İçinden geçmekte olduğumuz dönem birçok yanıyla özel gelişmeleri mayalamaktadır. Bir yandan emperyalist-kapitalist sistemin dünya çapında içine düştüğü ve bir türlü çıkamadığı kriz, bir yandan da bu krizin tam da bizim bölgemizde ortaya çıkardığı gelişmeler, bu dönemin rengini belirlemektedir.

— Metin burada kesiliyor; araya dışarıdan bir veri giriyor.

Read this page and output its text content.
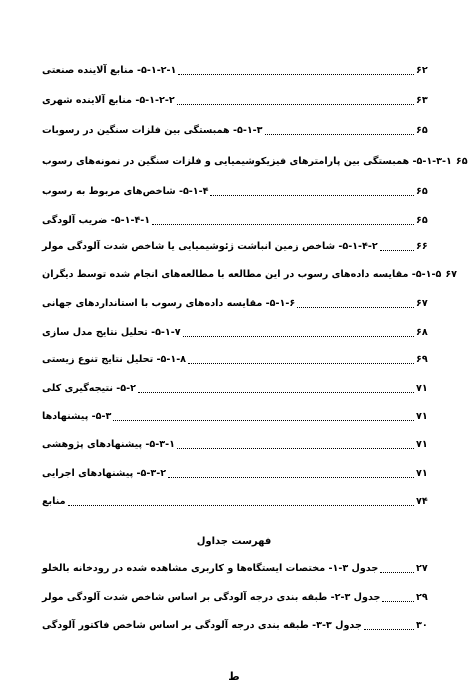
۵-۱-۲-۱- منابع آلاینده صنعتی	۶۲
۵-۱-۲-۲- منابع آلاینده شهری	۶۳
۵-۱-۳- همبستگی بین فلزات سنگین در رسوبات	۶۵
۵-۱-۳-۱- همبستگی بین پارامترهای فیزیکوشیمیایی و فلزات سنگین در نمونه‌های رسوب ۶۵
۵-۱-۴- شاخص‌های مربوط به رسوب	۶۵
۵-۱-۴-۱- ضریب آلودگی	۶۵
۵-۱-۴-۲- شاخص زمین انباشت ژئوشیمیایی یا شاخص شدت آلودگی مولر	۶۶
۵-۱-۵- مقایسه داده‌های رسوب در این مطالعه با مطالعه‌های انجام شده توسط دیگران ۶۷
۵-۱-۶- مقایسه داده‌های رسوب با استانداردهای جهانی	۶۷
۵-۱-۷- تحلیل نتایج مدل سازی	۶۸
۵-۱-۸- تحلیل نتایج تنوع زیستی	۶۹
۵-۲- نتیجه‌گیری کلی	۷۱
۵-۳- پیشنهادها	۷۱
۵-۳-۱- پیشنهادهای پژوهشی	۷۱
۵-۳-۲- پیشنهادهای اجرایی	۷۱
منابع	۷۴
فهرست جداول
جدول ۳-۱- مختصات ایستگاه‌ها و کاربری مشاهده شده در رودخانه بالخلو	۲۷
جدول ۳-۲- طبقه بندی درجه آلودگی بر اساس شاخص شدت آلودگی مولر	۲۹
جدول ۳-۳- طبقه بندی درجه آلودگی بر اساس شاخص فاکتور آلودگی	۳۰
ط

Kapitalizmin krizinin doğurduğu sonuçları yaşıyoruz. Sefalet, yoksulluk ve açlık sınırında bir yaşam olağan yaşam tarzımız haline geliyor. Tüm hizmet sektörlerinin ticarileştirilmesi yolunda atılan adımlar giderek hızlanıyor. Tüm bunlar, artık kapitalizmin sonuna yaklaştığının kanıtından başka bir şey değildir.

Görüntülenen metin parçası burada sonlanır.